La seconde étape consistait à lui chuchoter à l’oreille qu’elle avait raison. Les femmes adorent avoir raison, même quand elles ont tort. Il avait découvert cela avec à son ex Anna et cela lui avait permis d’entretenir leur relation sur une longue période.

 

Ensuite venait la petite bise sur le front puis le sourire qu’on aurait dit emprunté à un ange. Il terminait toujours avec son discours conçu sur mesure pour elle :

 

-         Je suis conscient du fait que rien ne peut excuser mon comportement, mais sache que je suis vraiment désolé. Je ne suis rien de plus qu’un idiot et je mérite d’être lynché rien qu’à l’idée de décevoir une femme aussi parfaite que toi. Tu es la meilleure chose qui me soit arrivée ces dernières années et je sais que je peux compter sur toi dans n’importe qu’elle situation. Là, c’est la personne à qui tu as complètement changée la vie qui te demande une faveur. Dis-moi que tu ne vas pas me laisser tomber ! Je t’en supplie.

 

Et voilà, c’était fait ! Il ne restait plus qu’à la regarder dans les yeux avec un air de chien battu, attendant sa phrase de capitulation, la fameuse : « c’est bon ! », qui voulait dire : tu as gagné.

 

Fama connaissait l’enchaînement de ces phrase par cœur, n’empêche, celles-ci faisaient toujours leur effet. Elle commença aussitôt à culpabiliser, même si elle savait très bien qu’elle était entrain de se faire manipuler comme une petite fille.

 

Elle baissa la tête.

Lui, se dit : « 1 point pour Seydina ! », avant de refouler le sourire prétentieux qui commençait à se dessiner sur son visage.

 

Elle soupira.

« 2 points pour Seydina ! »

 

C’était maintenant à elle de se lancer dans une douce étreinte.
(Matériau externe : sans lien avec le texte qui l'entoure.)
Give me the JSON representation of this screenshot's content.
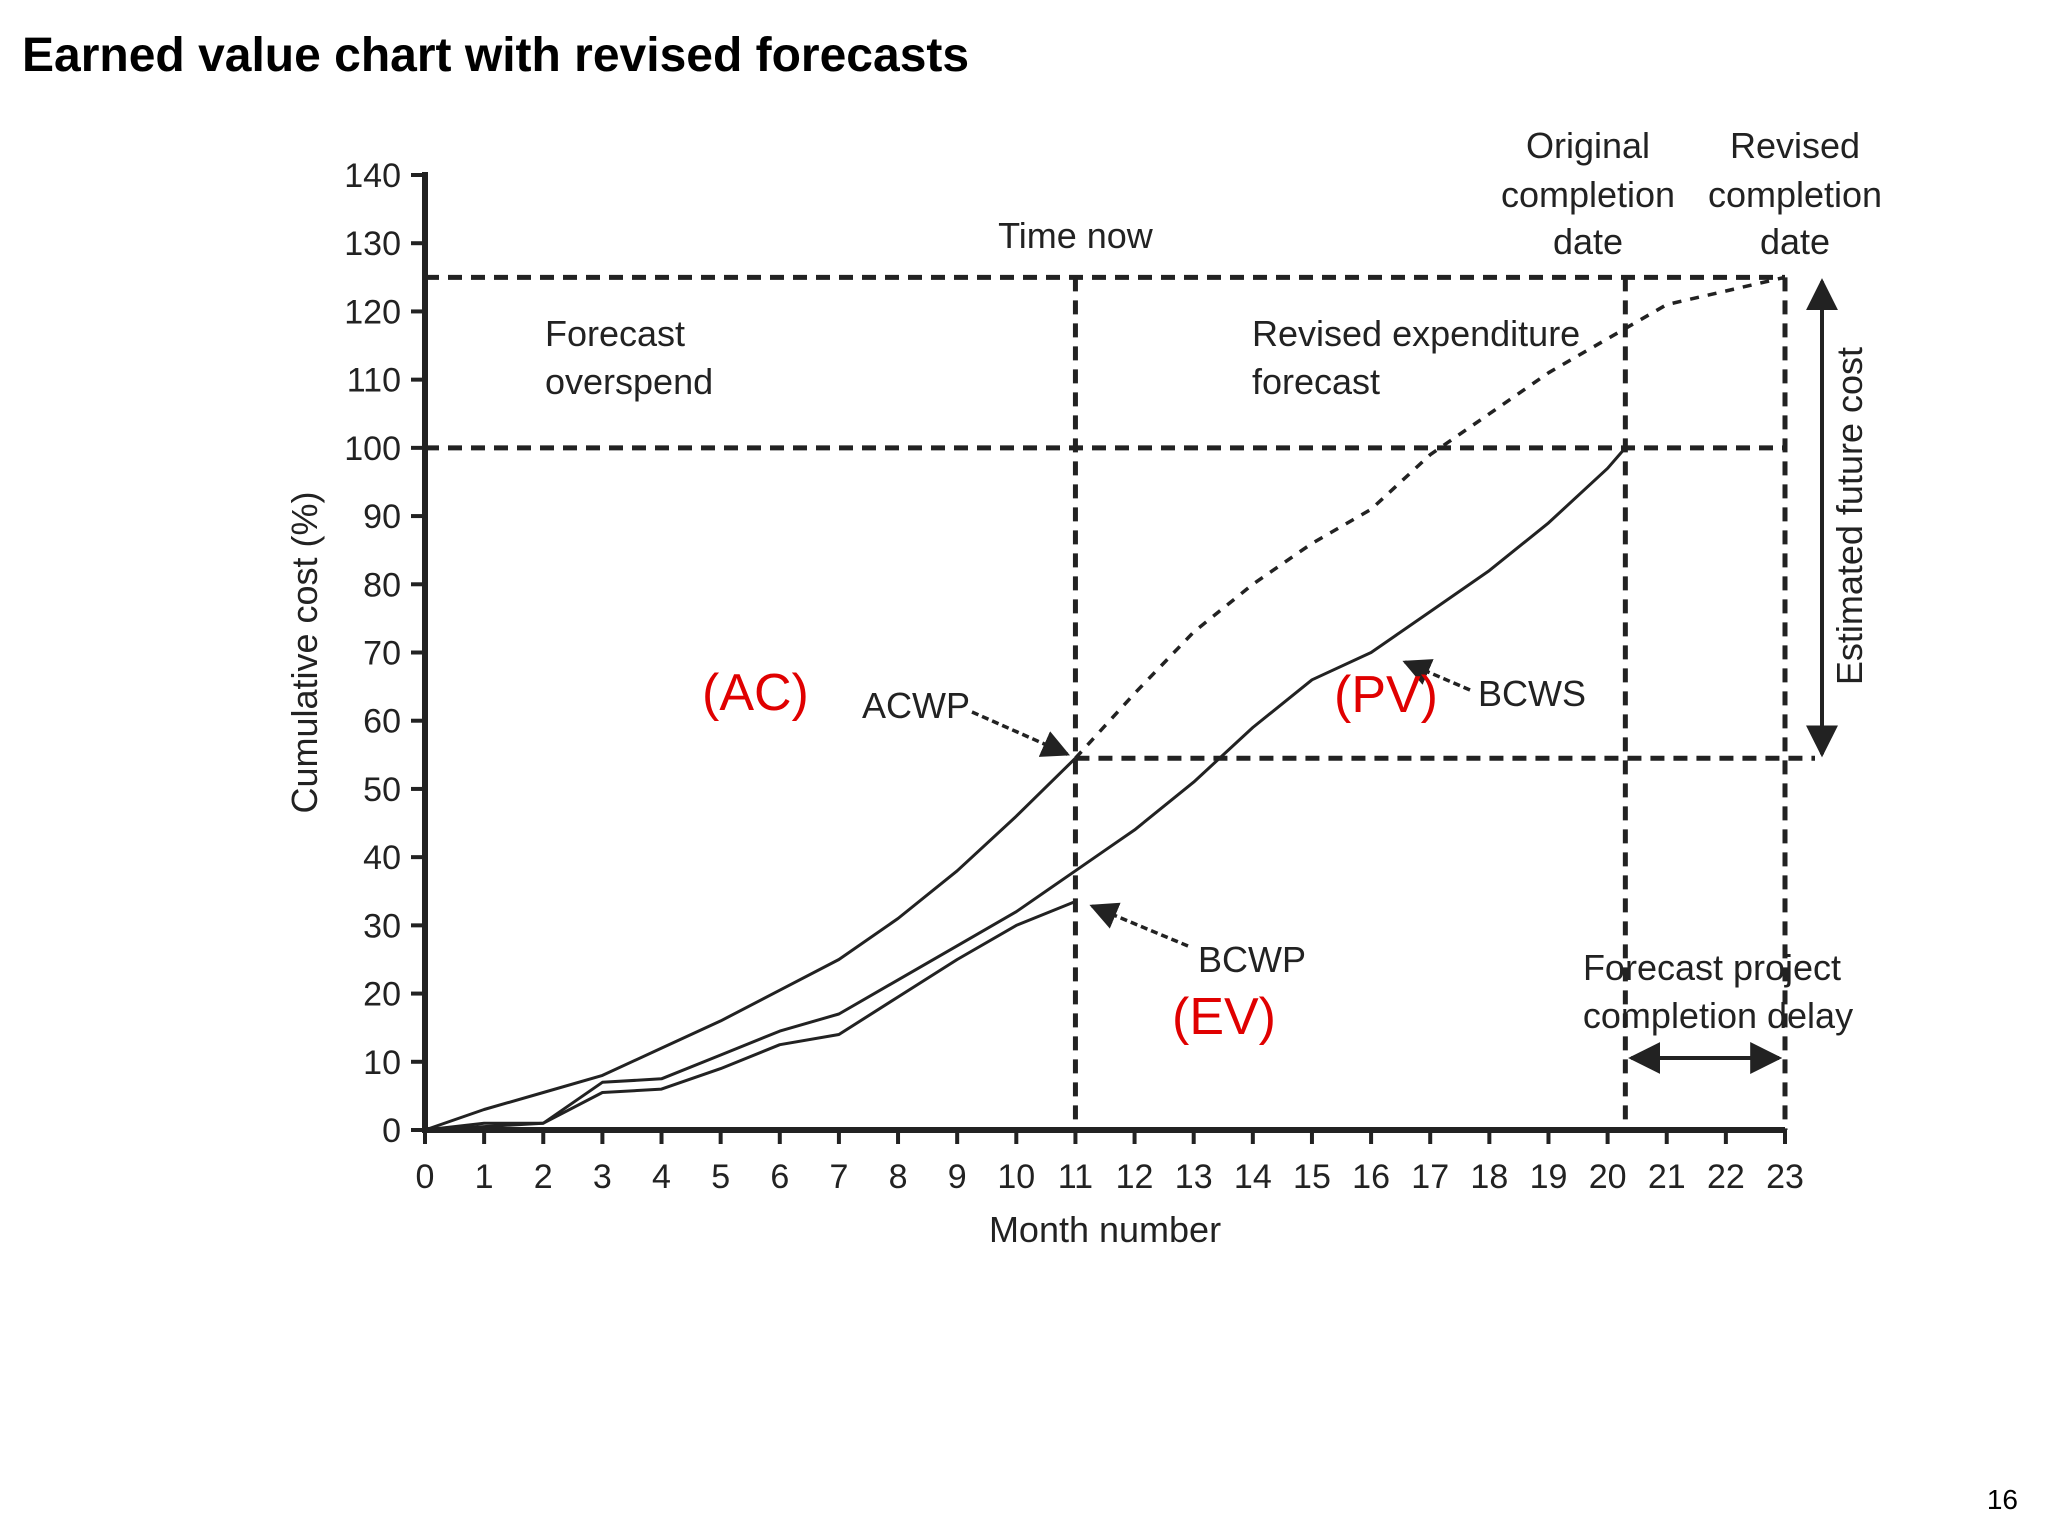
{
  "slide": {
    "title": "Earned value chart with revised forecasts",
    "page_number": "16"
  },
  "chart_data": {
    "type": "line",
    "title": "",
    "xlabel": "Month number",
    "ylabel": "Cumulative cost (%)",
    "xlim": [
      0,
      23
    ],
    "ylim": [
      0,
      140
    ],
    "x_ticks": [
      0,
      1,
      2,
      3,
      4,
      5,
      6,
      7,
      8,
      9,
      10,
      11,
      12,
      13,
      14,
      15,
      16,
      17,
      18,
      19,
      20,
      21,
      22,
      23
    ],
    "y_ticks": [
      0,
      10,
      20,
      30,
      40,
      50,
      60,
      70,
      80,
      90,
      100,
      110,
      120,
      130,
      140
    ],
    "grid": false,
    "series": [
      {
        "name": "ACWP",
        "color": "#222222",
        "style": "solid",
        "x": [
          0,
          1,
          2,
          3,
          4,
          5,
          6,
          7,
          8,
          9,
          10,
          11
        ],
        "y": [
          0,
          3,
          5.5,
          8,
          12,
          16,
          20.5,
          25,
          31,
          38,
          46,
          54.5
        ]
      },
      {
        "name": "BCWS",
        "color": "#222222",
        "style": "solid",
        "x": [
          0,
          1,
          2,
          3,
          4,
          5,
          6,
          7,
          8,
          9,
          10,
          11,
          11.5,
          12,
          13,
          14,
          15,
          16,
          17,
          18,
          19,
          20,
          20.3
        ],
        "y": [
          0,
          1,
          1,
          7,
          7.5,
          11,
          14.5,
          17,
          22,
          27,
          32,
          38,
          41,
          44,
          51,
          59,
          66,
          70,
          76,
          82,
          89,
          97,
          100
        ]
      },
      {
        "name": "BCWP",
        "color": "#222222",
        "style": "solid",
        "x": [
          0,
          1,
          2,
          3,
          4,
          5,
          6,
          7,
          8,
          9,
          10,
          11
        ],
        "y": [
          0,
          0.5,
          1,
          5.5,
          6,
          9,
          12.5,
          14,
          19.5,
          25,
          30,
          33.5
        ]
      },
      {
        "name": "Revised expenditure forecast",
        "color": "#222222",
        "style": "dashed",
        "x": [
          11,
          12,
          13,
          14,
          15,
          16,
          17,
          18,
          19,
          20,
          21,
          22,
          23
        ],
        "y": [
          54.5,
          64,
          73,
          80,
          86,
          91,
          99,
          105,
          111,
          116,
          121,
          123,
          125
        ]
      }
    ],
    "reference_lines": {
      "time_now_month": 11,
      "original_completion_month": 20.3,
      "revised_completion_month": 23,
      "revised_total_pct": 125,
      "budget_total_pct": 100,
      "actual_to_date_pct": 54.5
    },
    "annotations": {
      "time_now": "Time now",
      "original_completion": [
        "Original",
        "completion",
        "date"
      ],
      "revised_completion": [
        "Revised",
        "completion",
        "date"
      ],
      "forecast_overspend": [
        "Forecast",
        "overspend"
      ],
      "revised_expenditure": [
        "Revised expenditure",
        "forecast"
      ],
      "estimated_future_cost": "Estimated future cost",
      "forecast_delay": [
        "Forecast project",
        "completion delay"
      ],
      "acwp": "ACWP",
      "bcws": "BCWS",
      "bcwp": "BCWP",
      "ac": "(AC)",
      "pv": "(PV)",
      "ev": "(EV)"
    },
    "colors": {
      "ink": "#222222",
      "highlight": "#e00000"
    }
  }
}
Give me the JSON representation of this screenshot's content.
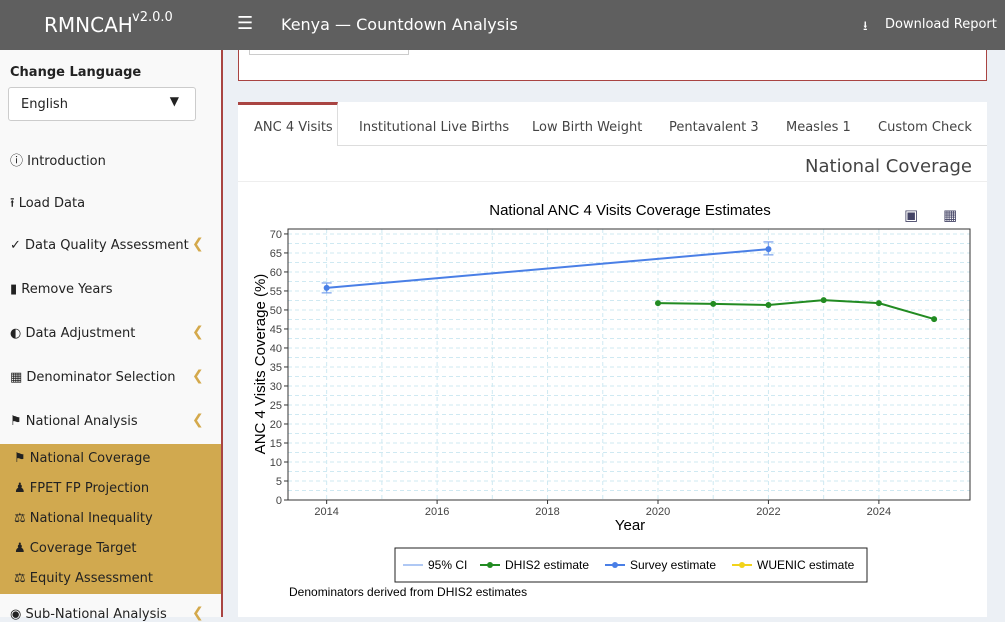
{
  "header": {
    "brand": "RMNCAH",
    "version": "v2.0.0",
    "title": "Kenya — Countdown Analysis",
    "download": "Download Report"
  },
  "sidebar": {
    "language_label": "Change Language",
    "language": "English",
    "items": [
      "Introduction",
      "Load Data",
      "Data Quality Assessment",
      "Remove Years",
      "Data Adjustment",
      "Denominator Selection",
      "National Analysis"
    ],
    "subitems": [
      "National Coverage",
      "FPET FP Projection",
      "National Inequality",
      "Coverage Target",
      "Equity Assessment"
    ],
    "next_item": "Sub-National Analysis"
  },
  "tabs": [
    "ANC 4 Visits",
    "Institutional Live Births",
    "Low Birth Weight",
    "Pentavalent 3",
    "Measles 1",
    "Custom Check"
  ],
  "section_title": "National Coverage",
  "chart_data": {
    "type": "line",
    "title": "National ANC 4 Visits Coverage Estimates",
    "x_label": "Year",
    "y_label": "ANC 4 Visits Coverage (%)",
    "xlim": [
      2013.3,
      2025.65
    ],
    "xticks": [
      2014,
      2016,
      2018,
      2020,
      2022,
      2024
    ],
    "ylim": [
      0,
      71.3
    ],
    "yticks": [
      0,
      5,
      10,
      15,
      20,
      25,
      30,
      35,
      40,
      45,
      50,
      55,
      60,
      65,
      70
    ],
    "grid": true,
    "series": [
      {
        "name": "95% CI",
        "color": "#7fa6ee",
        "x": [
          2014,
          2022
        ],
        "lower": [
          54.5,
          64.5
        ],
        "upper": [
          57.1,
          67.9
        ]
      },
      {
        "name": "DHIS2 estimate",
        "color": "#228b22",
        "x": [
          2020,
          2021,
          2022,
          2023,
          2024,
          2025
        ],
        "values": [
          51.8,
          51.6,
          51.3,
          52.6,
          51.8,
          47.6
        ]
      },
      {
        "name": "Survey estimate",
        "color": "#4a7fe6",
        "x": [
          2014,
          2022
        ],
        "values": [
          55.8,
          66.0
        ]
      },
      {
        "name": "WUENIC estimate",
        "color": "#f2d31b",
        "x": [],
        "values": []
      }
    ]
  },
  "footnote": "Denominators derived from DHIS2 estimates"
}
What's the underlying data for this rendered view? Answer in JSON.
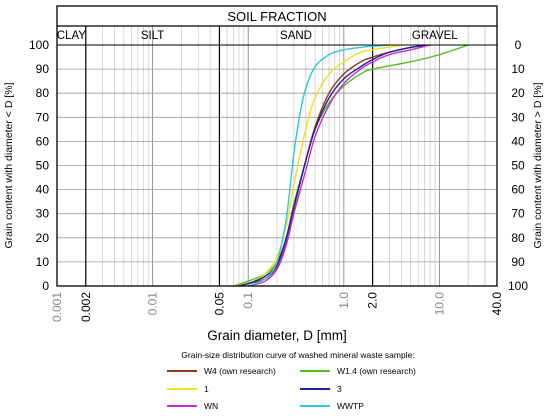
{
  "chart_data": {
    "type": "line",
    "header_title": "SOIL FRACTION",
    "fractions": [
      {
        "name": "CLAY",
        "from": 0.001,
        "to": 0.002
      },
      {
        "name": "SILT",
        "from": 0.002,
        "to": 0.05
      },
      {
        "name": "SAND",
        "from": 0.05,
        "to": 2.0
      },
      {
        "name": "GRAVEL",
        "from": 2.0,
        "to": 40.0
      }
    ],
    "x_scale": "log",
    "xlim": [
      0.001,
      40.0
    ],
    "ylim": [
      0,
      100
    ],
    "xlabel": "Grain diameter, D [mm]",
    "ylabel_left": "Grain content with diameter < D [%]",
    "ylabel_right": "Grain content with diameter > D [%]",
    "x_ticks": [
      {
        "value": 0.001,
        "label": "0.001",
        "emphasis": false
      },
      {
        "value": 0.002,
        "label": "0.002",
        "emphasis": true
      },
      {
        "value": 0.01,
        "label": "0.01",
        "emphasis": false
      },
      {
        "value": 0.05,
        "label": "0.05",
        "emphasis": true
      },
      {
        "value": 0.1,
        "label": "0.1",
        "emphasis": false
      },
      {
        "value": 1.0,
        "label": "1.0",
        "emphasis": false
      },
      {
        "value": 2.0,
        "label": "2.0",
        "emphasis": true
      },
      {
        "value": 10.0,
        "label": "10.0",
        "emphasis": false
      },
      {
        "value": 40.0,
        "label": "40.0",
        "emphasis": true
      }
    ],
    "y_ticks_left": [
      "0",
      "10",
      "20",
      "30",
      "40",
      "50",
      "60",
      "70",
      "80",
      "90",
      "100"
    ],
    "y_ticks_right": [
      "100",
      "90",
      "80",
      "70",
      "60",
      "50",
      "40",
      "30",
      "20",
      "10",
      "0"
    ],
    "grid": true,
    "legend_title": "Grain-size distribution curve of washed mineral waste sample:",
    "legend_position": "bottom",
    "series": [
      {
        "name": "W4 (own research)",
        "color": "#8B3A1A",
        "x": [
          0.07,
          0.1,
          0.15,
          0.2,
          0.25,
          0.3,
          0.4,
          0.5,
          0.7,
          1.0,
          1.5,
          2.0,
          3.0,
          5.0,
          8.0
        ],
        "y": [
          0,
          1,
          3,
          8,
          18,
          32,
          52,
          66,
          80,
          88,
          93,
          95,
          97,
          99,
          100
        ]
      },
      {
        "name": "W1.4 (own research)",
        "color": "#55BB22",
        "x": [
          0.07,
          0.1,
          0.15,
          0.2,
          0.25,
          0.3,
          0.4,
          0.5,
          0.7,
          1.0,
          1.5,
          2.0,
          5.0,
          10.0,
          20.0
        ],
        "y": [
          0,
          2,
          5,
          10,
          20,
          34,
          52,
          65,
          76,
          83,
          88,
          90,
          93,
          96,
          100
        ]
      },
      {
        "name": "1",
        "color": "#F0E020",
        "x": [
          0.07,
          0.1,
          0.15,
          0.2,
          0.25,
          0.3,
          0.4,
          0.5,
          0.7,
          1.0,
          1.5,
          2.0,
          4.0
        ],
        "y": [
          0,
          1,
          5,
          12,
          25,
          42,
          65,
          78,
          88,
          93,
          97,
          98,
          100
        ]
      },
      {
        "name": "3",
        "color": "#2020A0",
        "x": [
          0.08,
          0.1,
          0.15,
          0.2,
          0.25,
          0.3,
          0.4,
          0.5,
          0.7,
          1.0,
          1.5,
          2.0,
          3.0,
          5.0,
          7.0
        ],
        "y": [
          0,
          1,
          4,
          9,
          20,
          33,
          52,
          65,
          78,
          86,
          91,
          94,
          97,
          99,
          100
        ]
      },
      {
        "name": "WN",
        "color": "#C030D0",
        "x": [
          0.1,
          0.15,
          0.2,
          0.25,
          0.3,
          0.4,
          0.5,
          0.7,
          1.0,
          1.5,
          2.0,
          3.0,
          5.0,
          8.0
        ],
        "y": [
          0,
          2,
          7,
          17,
          30,
          48,
          62,
          75,
          84,
          90,
          93,
          96,
          98,
          100
        ]
      },
      {
        "name": "WWTP",
        "color": "#30C8E0",
        "x": [
          0.1,
          0.15,
          0.2,
          0.25,
          0.3,
          0.35,
          0.4,
          0.5,
          0.7,
          1.0,
          1.5,
          2.0,
          3.0
        ],
        "y": [
          0,
          3,
          10,
          28,
          55,
          72,
          82,
          91,
          96,
          98,
          99,
          99.5,
          100
        ]
      }
    ]
  }
}
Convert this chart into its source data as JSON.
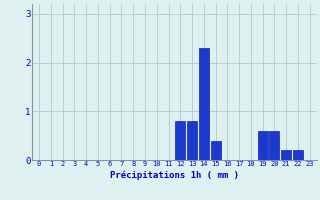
{
  "hours": [
    0,
    1,
    2,
    3,
    4,
    5,
    6,
    7,
    8,
    9,
    10,
    11,
    12,
    13,
    14,
    15,
    16,
    17,
    18,
    19,
    20,
    21,
    22,
    23
  ],
  "values": [
    0,
    0,
    0,
    0,
    0,
    0,
    0,
    0,
    0,
    0,
    0,
    0,
    0.8,
    0.8,
    2.3,
    0.4,
    0,
    0,
    0,
    0.6,
    0.6,
    0.2,
    0.2,
    0
  ],
  "bar_color": "#1a3acc",
  "bar_edge_color": "#0000bb",
  "background_color": "#dff0f0",
  "grid_color": "#aacccc",
  "xlabel": "Précipitations 1h ( mm )",
  "xlabel_color": "#0000cc",
  "tick_color": "#0000cc",
  "axis_color": "#7799aa",
  "ylim": [
    0,
    3.2
  ],
  "yticks": [
    0,
    1,
    2,
    3
  ],
  "figsize": [
    3.2,
    2.0
  ],
  "dpi": 100
}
« 3e point ! Il ne reste plus que le sifflet de l’arbitre ! »

 

-         C’est bon !

« Gagné ! »

 

Il se disait à chaque fois qu’un jour, sa stratégie n’allait certainement plus marcher et qu’il devra en trouver une autre beaucoup plus sophistiquée. Mais temps qu’elle lui permettait d’arriver à ses fins, il n’avait pas de souci à se faire.

 

-         Je passerai te chercher à 19h. Ça te va ?

 

-         Ça n’en vaut pas la peine. Je viendrai toute seule, comme une grande !

 

Sans en ajouter un  seul mot, elle tourna les talons et se dirigea à grands pas vers la porte de sortie. Fama avait la manie d’avoir des réactions inattendues et au fond de lui, même si ça le mettait hors de lui parfois, il adorait le fait de ne jamais savoir à quoi s’attendre avec elle.

 

-         Attends ; lui-avait-il crié.

 

Elle s’arrêta sans pour autant se donner la peine de se retourner pour lui faire face. C’est avec une bonne dose d’indifférence dans à la voix qu’elle lui lança : « qu’est-ce qu’il y’a encore ? ».

 

-         Comment est-ce tu as fait pour deviner que j’avais quelque chose à te dire ?

 

Sans hésiter, elle lui avait répondue :

 

-         J’ai lu dans tes pensées !

 

Fama avait ensuite disparue derrière la porte principale de la salle, laissant Seydina se battre seul contre l’idée qu’il allait présenter pour la première fois une fille à qui il tenait vraiment, à sa famille, et malheureusement pour lui, celle-ci pouvait se montrer complètement imprévisible.